Various analytical procedures are available to estimate a metal’s bioavailability:

  • General soil parameters (such as pH, soil organic matter, and cation exchange capacity).
  • Phytotoxicity (toxicity to plants): this can be estimated by measuring the available metal content, using EDTA (Ethylene Diamine Tetra-acetate) as a chelating agent to simulate uptake in plants.
  • Impact on groundwater: the Environment Agency’s Leach Test protocol estimates impact on groundwater resources by agitating a 1:10 soil/water mix for 24 hours and then analysing the filtered sample.

However, perhaps the pathway of greatest interest for most metals uptake (apart from certain exceptions such as beryllium, where inhalation is a particular risk, or radioactive metals) is the route of human gastrointestinal ingestion. This is often attributable to the pica habit of young children who put things into their mouths that they shouldn’t. Robertson Laboratories has recently been providing in vitro studies of uptake of metals via the human gut to provide a more realistic estimate of risk. The Physiologically Based Extraction Test (PBET) was designed around paediatric gastrointestinal tract parameters for a child 2-3 years old, believed to be at the greatest risk from accidental soil ingestion.

The PBET test employs a series of three mixing chambers all at body temperature (37°C), with mixing achieved by the passage of an inert gas supply through the chambers. Stomach contents are mimicked by creating an artificial gastric solution with pH-adjusted de-ionised water, and various acids and enzymes.

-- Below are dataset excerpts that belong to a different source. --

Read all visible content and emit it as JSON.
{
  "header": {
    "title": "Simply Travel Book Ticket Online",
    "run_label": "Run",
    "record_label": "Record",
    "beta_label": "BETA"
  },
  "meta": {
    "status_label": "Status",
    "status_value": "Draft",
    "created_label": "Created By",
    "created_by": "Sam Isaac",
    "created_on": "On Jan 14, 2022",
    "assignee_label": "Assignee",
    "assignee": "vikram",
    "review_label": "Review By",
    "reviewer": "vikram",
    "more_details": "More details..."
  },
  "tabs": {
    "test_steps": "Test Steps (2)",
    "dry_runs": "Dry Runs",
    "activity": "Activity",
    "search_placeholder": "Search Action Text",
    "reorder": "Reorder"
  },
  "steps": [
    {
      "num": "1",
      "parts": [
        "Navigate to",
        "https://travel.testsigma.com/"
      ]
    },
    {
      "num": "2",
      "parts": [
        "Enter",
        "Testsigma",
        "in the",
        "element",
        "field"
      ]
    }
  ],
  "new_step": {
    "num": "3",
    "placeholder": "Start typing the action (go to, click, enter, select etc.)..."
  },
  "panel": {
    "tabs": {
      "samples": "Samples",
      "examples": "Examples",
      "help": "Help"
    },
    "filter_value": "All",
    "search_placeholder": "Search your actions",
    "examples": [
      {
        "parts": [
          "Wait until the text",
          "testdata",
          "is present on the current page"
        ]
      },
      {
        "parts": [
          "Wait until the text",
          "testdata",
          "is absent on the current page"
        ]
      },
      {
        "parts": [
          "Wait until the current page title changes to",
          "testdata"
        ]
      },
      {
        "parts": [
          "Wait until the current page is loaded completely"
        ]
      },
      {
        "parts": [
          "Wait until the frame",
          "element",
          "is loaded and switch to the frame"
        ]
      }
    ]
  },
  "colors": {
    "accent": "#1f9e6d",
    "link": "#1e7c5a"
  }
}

Such a test can only be seen as an approximation of what goes on in vivo. Every target individual is unique with varying physiologies and nutritional status, and this test admittedly does not mimic the entire physiological process controlling human uptake of metals (for instance, it has not been designed to simulate metal transport across the intestinal epithelium). However, it is yet another test in the analyst’s armoury, and has already proved invaluable in giving more meaningful data to risk assessors.